Mujo-Mujeni, Phase II artist’s book 6” x 9” x 2” 2006.
Two separate books are bound together in interlocking covers in this volume, printed on a HP DesignJet500 using Rives BFK and Arches 88 in an edition of twenty. The books uses a serpentine structure to show digital imaging, collage, relief printing and haiku by Leder Kremer and Virgin.

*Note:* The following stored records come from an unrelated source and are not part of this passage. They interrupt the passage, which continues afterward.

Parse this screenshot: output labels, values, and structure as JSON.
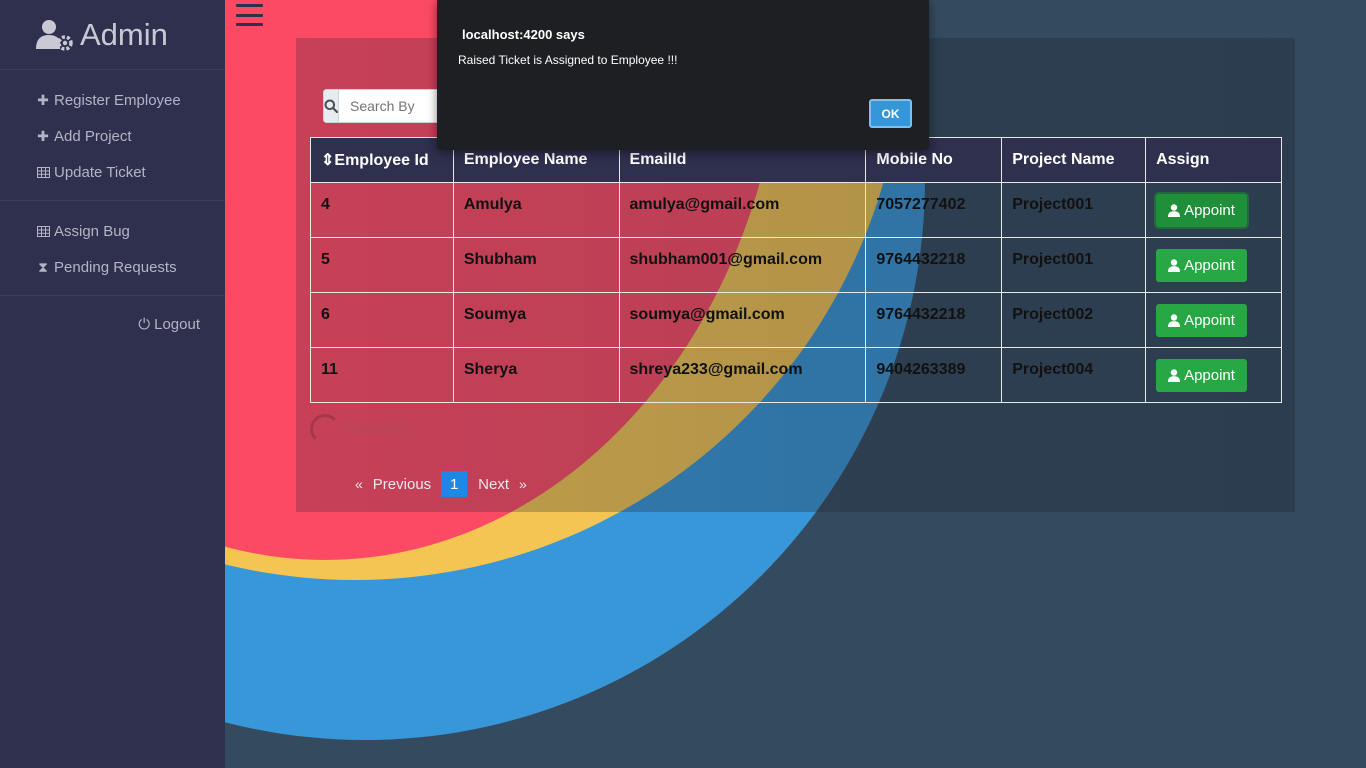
{
  "sidebar": {
    "brand": "Admin",
    "group1": [
      {
        "label": "Register Employee",
        "icon": "plus-icon"
      },
      {
        "label": "Add Project",
        "icon": "plus-icon"
      },
      {
        "label": "Update Ticket",
        "icon": "table-icon"
      }
    ],
    "group2": [
      {
        "label": "Assign Bug",
        "icon": "table-icon"
      },
      {
        "label": "Pending Requests",
        "icon": "hourglass-icon"
      }
    ],
    "logout": "Logout"
  },
  "search": {
    "placeholder": "Search By"
  },
  "table": {
    "headers": [
      "Employee Id",
      "Employee Name",
      "EmailId",
      "Mobile No",
      "Project Name",
      "Assign"
    ],
    "rows": [
      {
        "id": "4",
        "name": "Amulya",
        "email": "amulya@gmail.com",
        "mobile": "7057277402",
        "project": "Project001",
        "action": "Appoint"
      },
      {
        "id": "5",
        "name": "Shubham",
        "email": "shubham001@gmail.com",
        "mobile": "9764432218",
        "project": "Project001",
        "action": "Appoint"
      },
      {
        "id": "6",
        "name": "Soumya",
        "email": "soumya@gmail.com",
        "mobile": "9764432218",
        "project": "Project002",
        "action": "Appoint"
      },
      {
        "id": "11",
        "name": "Sherya",
        "email": "shreya233@gmail.com",
        "mobile": "9404263389",
        "project": "Project004",
        "action": "Appoint"
      }
    ]
  },
  "loading": "Loading...",
  "pagination": {
    "prev_arrow": "«",
    "prev": "Previous",
    "current": "1",
    "next": "Next",
    "next_arrow": "»"
  },
  "dialog": {
    "title": "localhost:4200 says",
    "message": "Raised Ticket is Assigned to Employee !!!",
    "ok": "OK"
  },
  "colors": {
    "sidebar": "#2f2f4e",
    "accent_blue": "#3897d8",
    "accent_red": "#fd4a64",
    "accent_yellow": "#f4c552",
    "button_green": "#28a745"
  }
}
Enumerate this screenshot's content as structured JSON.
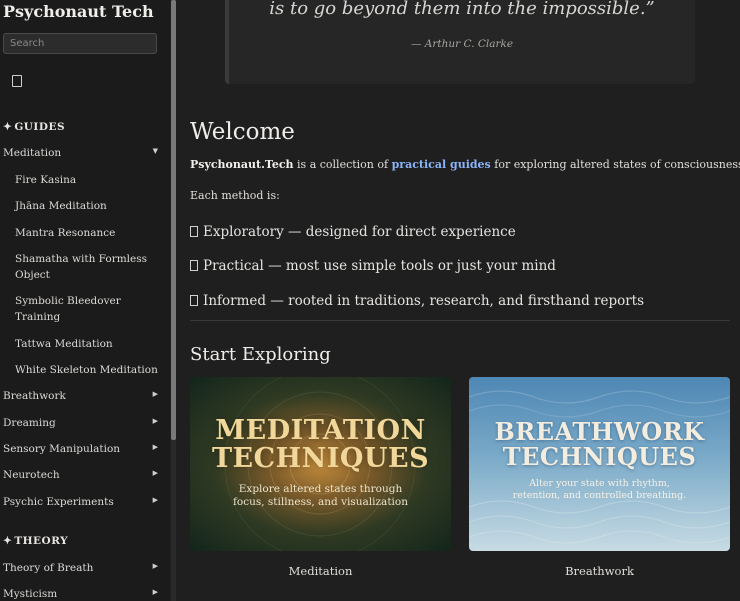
{
  "sidebar": {
    "title": "Psychonaut Tech",
    "search_placeholder": "Search",
    "guides_heading": "GUIDES",
    "theory_heading": "THEORY",
    "meditation": {
      "label": "Meditation",
      "children": [
        "Fire Kasina",
        "Jhāna Meditation",
        "Mantra Resonance",
        "Shamatha with Formless Object",
        "Symbolic Bleedover Training",
        "Tattwa Meditation",
        "White Skeleton Meditation"
      ]
    },
    "guide_items": [
      "Breathwork",
      "Dreaming",
      "Sensory Manipulation",
      "Neurotech",
      "Psychic Experiments"
    ],
    "theory_items": [
      "Theory of Breath",
      "Mysticism"
    ]
  },
  "quote": {
    "line": "is to go beyond them into the impossible.”",
    "attribution": "— Arthur C. Clarke"
  },
  "main": {
    "welcome_heading": "Welcome",
    "intro_brand": "Psychonaut.Tech",
    "intro_mid": " is a collection of ",
    "intro_link": "practical guides",
    "intro_end": " for exploring altered states of consciousness.",
    "each_method": "Each method is:",
    "bullets": [
      "Exploratory — designed for direct experience",
      "Practical — most use simple tools or just your mind",
      "Informed — rooted in traditions, research, and firsthand reports"
    ],
    "start_heading": "Start Exploring",
    "cards": [
      {
        "title_line1": "MEDITATION",
        "title_line2": "TECHNIQUES",
        "sub_line1": "Explore altered states through",
        "sub_line2": "focus, stillness, and visualization",
        "label": "Meditation"
      },
      {
        "title_line1": "BREATHWORK",
        "title_line2": "TECHNIQUES",
        "sub_line1": "Alter your state with rhythm,",
        "sub_line2": "retention, and controlled breathing.",
        "label": "Breathwork"
      }
    ]
  }
}
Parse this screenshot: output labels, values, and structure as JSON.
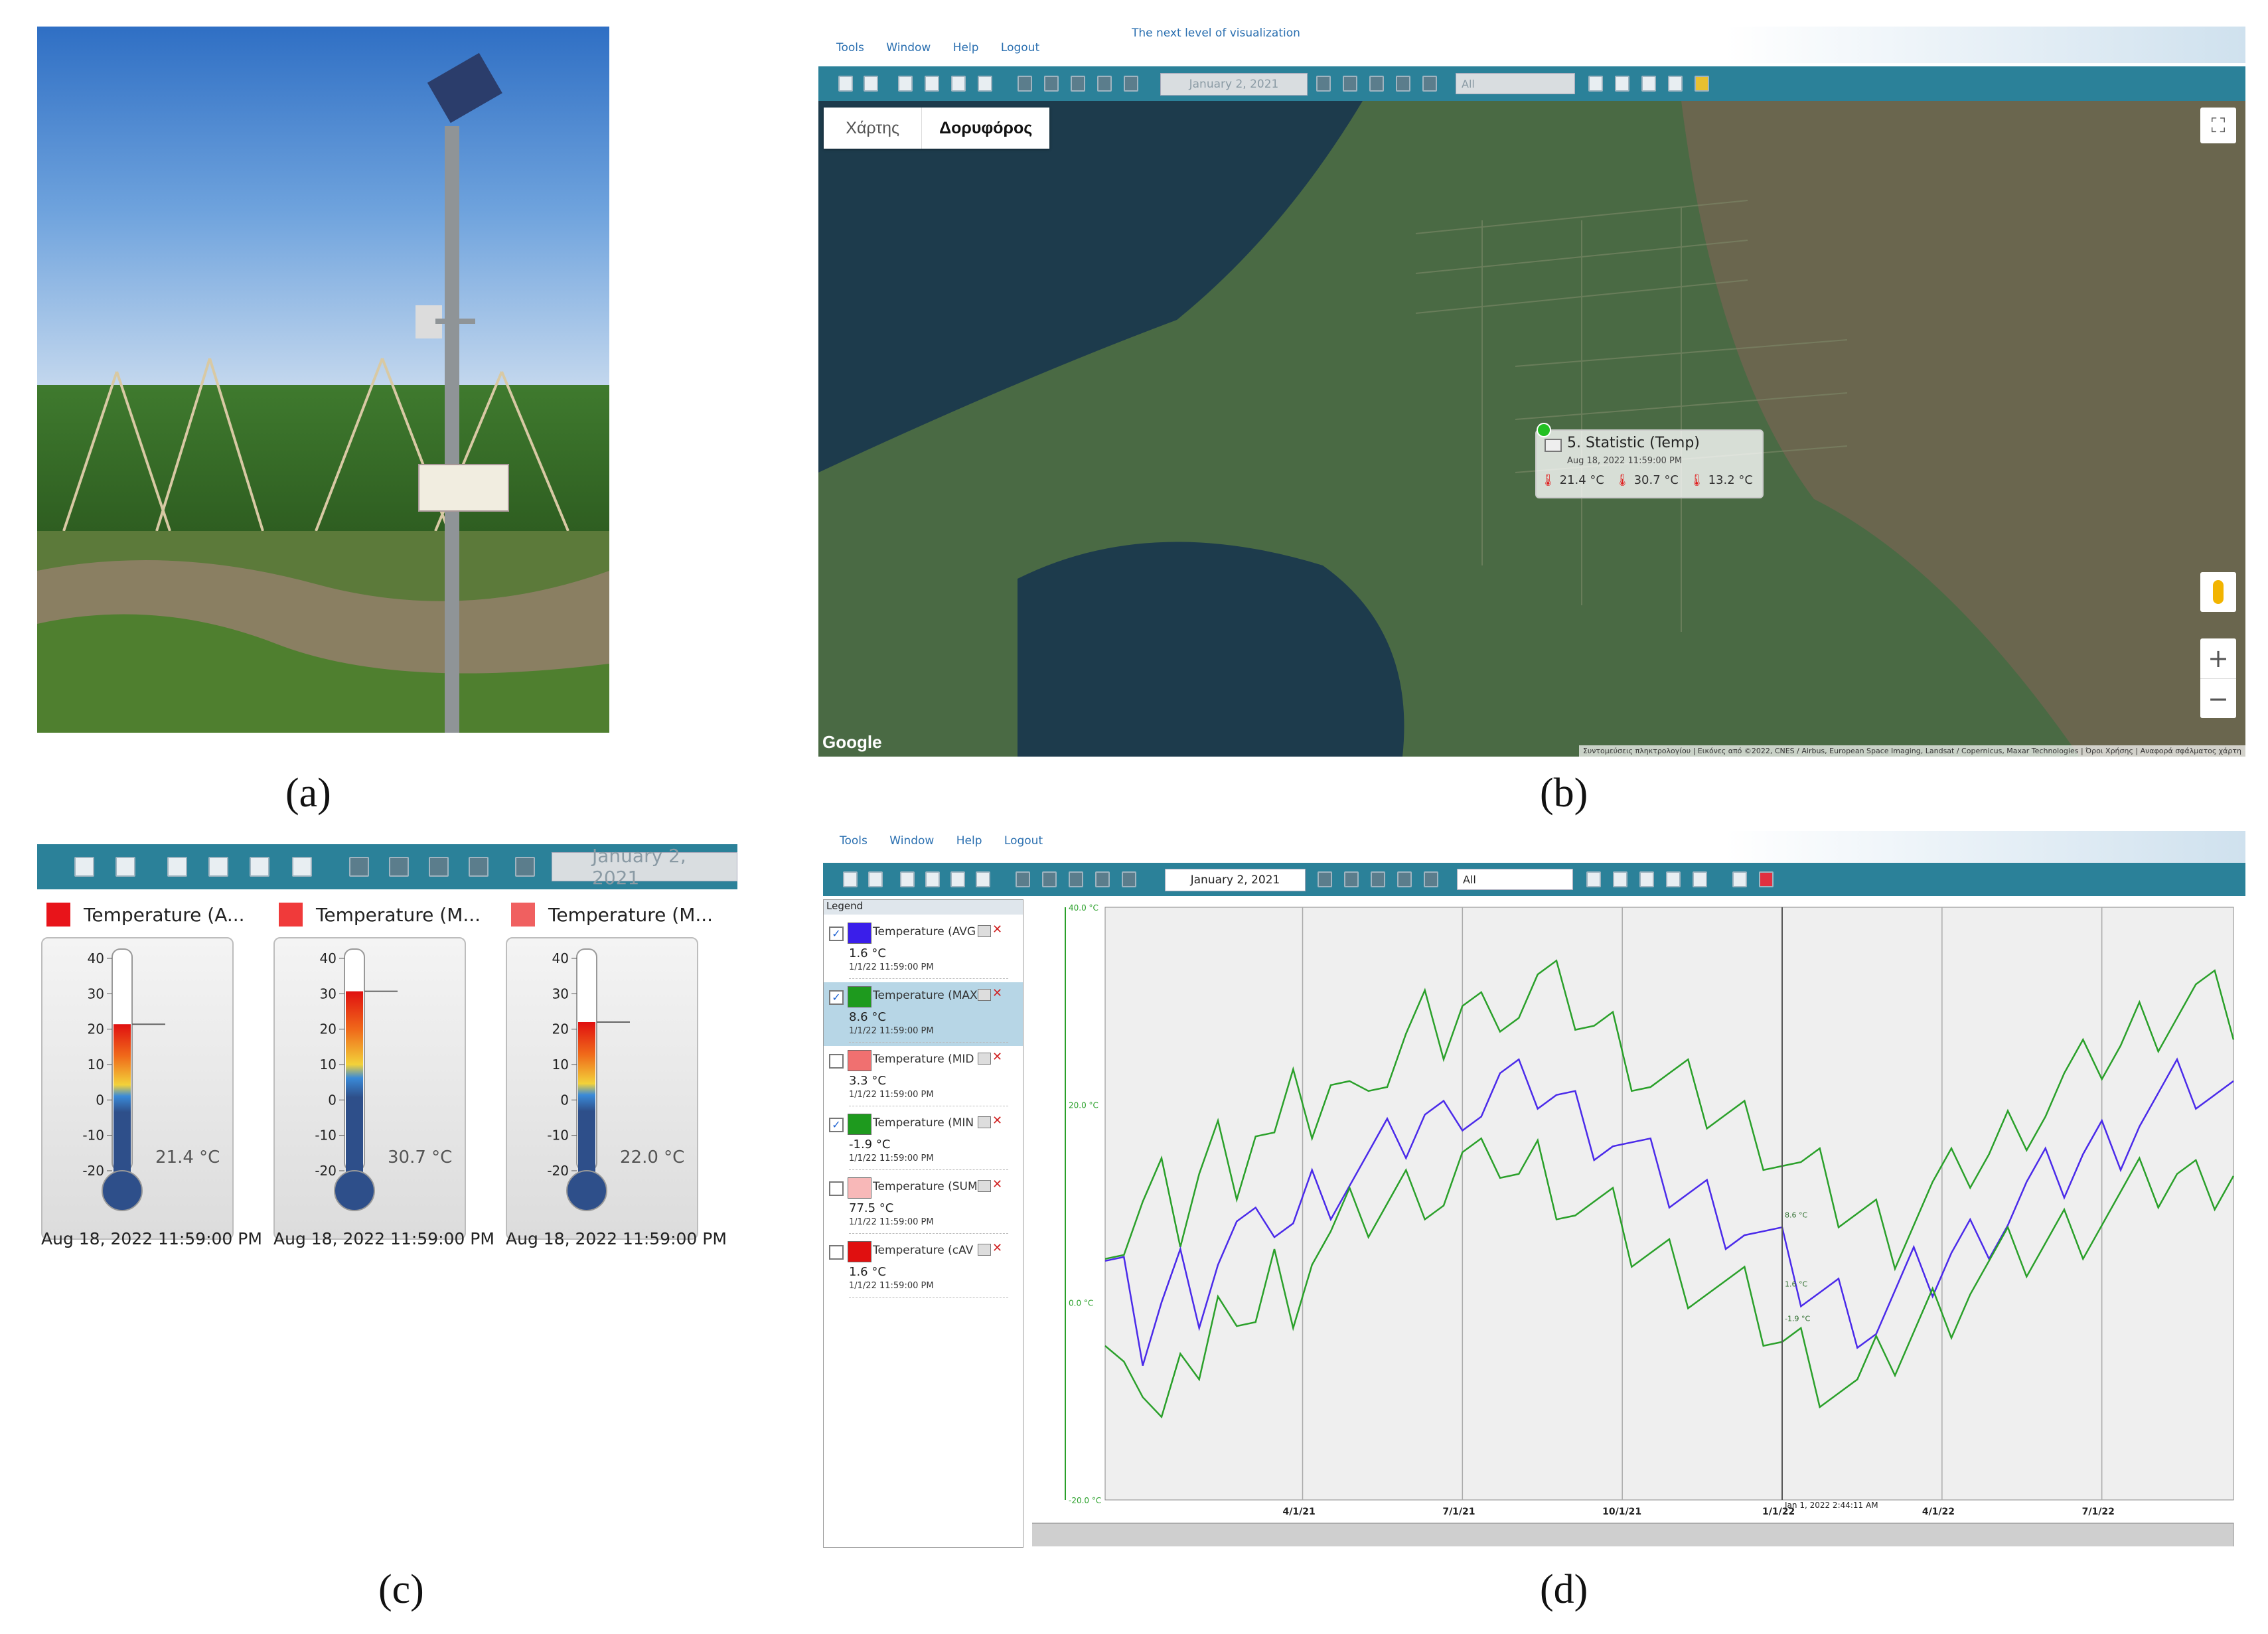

Thirty years of Florida living did not dim the memory of Sleeping Bear Dunes National Lakeshore. Actually when I was a kid it was just plain Sleeping Bear Dunes, complete with Dune Rides in great big American Car dune buggies. A residency at Glen Arbor Art Association in 2005 gave me an opportunity to visit the area and recreate the the park and my childhood memories in this book. “Right There” was the Florida Artist Book Prize winner in 2006 and is now part of the collection at the Bienes Museum of the Modern Book.
Colophon
This book is a tour through time and space, bouncing around the artist’s head, Glen Arbor/ Glen Haven, Michigan, and the early 1960’s. Much of Sleeping Bear Dunes National Lakeshore has remained unchanged. Memories however may have become better with the passage of time. The book’s covers are basswood, planed, sanded and tied together with leather thongs. The cover art is laser etched into the wood, front and back covers of each chapter. The papers used are Thai Unryu and Arches Cold Press Watercolor 300 and 140 lbs. The book was created in Adobe Photoshop CS2 and Pagemaker 7.0. The font used is Americana. “Right There” has seven chapters, and when closed creates a block approximately 10 inches wide, 12.5 inches tall, and 10 inches deep. A custom denim bag is included for transportation. Each chapter contains one woodcut print, one C-print, one digital scan, and one essay by the artist. The book is an edition of five. The photographs were taken at a residency at Glen Arbor Art Association/ Sleeping Bear Dunes in summer 2004. The toy images, woodcut prints, and book itself were produced in 2006. The essays are semi-accurate memories of the artist’s childhood growing up in Michigan during the 1960’s.